Porém, em um dia ela desistiu do trabalho e voltou para casa em silêncio. Segundo ela, sentia uma dor, um vazio no peito e uma angústia que não era possível explicar. Tudo isso que não tinha nome para ela, mas é chamado por diversos profissionais da saúde mental de angústia, que depois se tornou depressão.
“Ela pode ser compreendida como resultado de uma combinação de fatores biológicos, ambientais e sociais. Desencadeada por acontecimentos estressantes, perdas ou até mesmo questões químicas no cérebro, a depressão interfere de maneira significativa na vida da pessoa”, explicou o psicólogo Argeu Gonçalves.
Entre um ponto e outro, o crochê foi a saída encontrada por vó Zilá para vencer a doença.

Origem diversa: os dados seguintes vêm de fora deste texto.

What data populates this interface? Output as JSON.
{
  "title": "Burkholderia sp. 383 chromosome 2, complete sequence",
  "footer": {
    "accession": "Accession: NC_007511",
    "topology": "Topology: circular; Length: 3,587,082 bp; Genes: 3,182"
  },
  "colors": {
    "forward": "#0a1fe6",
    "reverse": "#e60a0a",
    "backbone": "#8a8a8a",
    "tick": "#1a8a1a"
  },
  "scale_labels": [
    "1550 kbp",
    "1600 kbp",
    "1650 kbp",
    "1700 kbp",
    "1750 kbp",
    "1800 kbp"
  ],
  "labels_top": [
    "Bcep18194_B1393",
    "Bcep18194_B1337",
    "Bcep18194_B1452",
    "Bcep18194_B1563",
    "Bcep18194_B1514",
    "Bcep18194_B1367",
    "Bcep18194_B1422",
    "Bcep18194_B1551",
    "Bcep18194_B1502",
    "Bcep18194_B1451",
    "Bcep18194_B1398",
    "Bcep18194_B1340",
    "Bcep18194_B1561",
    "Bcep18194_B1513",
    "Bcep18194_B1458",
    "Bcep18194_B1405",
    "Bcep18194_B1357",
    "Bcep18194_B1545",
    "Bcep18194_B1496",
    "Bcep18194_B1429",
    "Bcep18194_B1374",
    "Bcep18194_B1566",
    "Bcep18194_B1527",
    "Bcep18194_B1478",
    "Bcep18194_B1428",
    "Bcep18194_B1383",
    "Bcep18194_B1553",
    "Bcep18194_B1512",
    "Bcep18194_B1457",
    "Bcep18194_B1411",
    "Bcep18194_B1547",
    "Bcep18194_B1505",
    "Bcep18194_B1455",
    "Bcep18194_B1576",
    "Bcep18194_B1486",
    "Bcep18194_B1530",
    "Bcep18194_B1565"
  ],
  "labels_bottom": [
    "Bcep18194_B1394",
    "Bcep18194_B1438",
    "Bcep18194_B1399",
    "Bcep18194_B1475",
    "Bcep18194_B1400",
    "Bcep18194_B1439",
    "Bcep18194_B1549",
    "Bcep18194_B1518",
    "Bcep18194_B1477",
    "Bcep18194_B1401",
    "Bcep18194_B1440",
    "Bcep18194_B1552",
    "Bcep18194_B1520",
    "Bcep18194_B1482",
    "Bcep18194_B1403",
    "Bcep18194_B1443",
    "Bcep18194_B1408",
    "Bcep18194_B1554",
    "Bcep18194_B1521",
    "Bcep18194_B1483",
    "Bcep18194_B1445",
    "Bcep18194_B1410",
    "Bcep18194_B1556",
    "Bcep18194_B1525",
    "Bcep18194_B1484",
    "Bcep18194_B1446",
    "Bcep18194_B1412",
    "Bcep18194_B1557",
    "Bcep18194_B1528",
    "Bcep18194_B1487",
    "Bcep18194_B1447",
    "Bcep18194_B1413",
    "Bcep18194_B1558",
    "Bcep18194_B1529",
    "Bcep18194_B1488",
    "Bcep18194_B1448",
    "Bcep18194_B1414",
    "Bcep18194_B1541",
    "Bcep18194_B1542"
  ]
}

“Minha casa virou um amontoado de tapetes. Quando o Altamiro morreu, continuei com o crochê para ocupar a sua ausência”, lembra Zilá.
Aos 74 anos, ela mantinha o crochê como hobby, mas outra das tristezas assolava o seu futuro.
“Era um dia comum. Meu filho estava em casa com um amigo e quando eram 22h ele decidiu que levaria o amigo para casa de moto. Eu tenho pavor de moto e foi assim que meu filho e o Altamiro morreram. Eu sempre disse que nunca iria visitá-lo [o filho] no hospital caso ele caísse de moto. Depois de um tempo eu recebi uma ligação dizendo que ele tinha ido para a UAI [Unidade de Atendimento Integrado] porque havia sofrido um acidente ao cair em uma vala na BR-050”.
O que era para ser um tratamento simples, acabou tirando a vida do filho de Zilá e intensificando seu processo depressivo.
“Hoje em dia eu me arrependo de não ter ido no hospital vê-lo”.
Empreendedorismo
Zilá e sua neta Vitória
Reprodução/Arquivo pessoal
O quarto escuro onde ficavam os amontoados de tapetes passou a ter luz quando Vitória, neta de Zilá, passou a morar com ela. Foi assim que surgiu a ideia de vender os tapetes e abrir uma loja on-line.
“Um dos principais efeitos positivos do crochê está relacionado ao mindfulness, ou seja, a capacidade de estar plenamente presente no momento. Ao focar nos movimentos das mãos e no desenvolvimento da peça, o praticante tende a reduzir os pensamentos negativos e repetitivos que são tão comuns na depressão. Dessa forma, o crochê pode atuar como uma pausa mental, aliviando temporariamente os sintomas. Outro benefício importante é o sentimento de realização que a atividade proporciona. Para uma pessoa deprimida, que muitas vezes sente uma ausência de propósito ou dificuldade para concluir tarefas, completar um projeto de crochê – seja um pequeno acessório ou uma peça maior – pode gerar uma sensação de conquista. Isso reforça a autoestima e o senso de controle sobre algo concreto”, ressaltou o psicólogo.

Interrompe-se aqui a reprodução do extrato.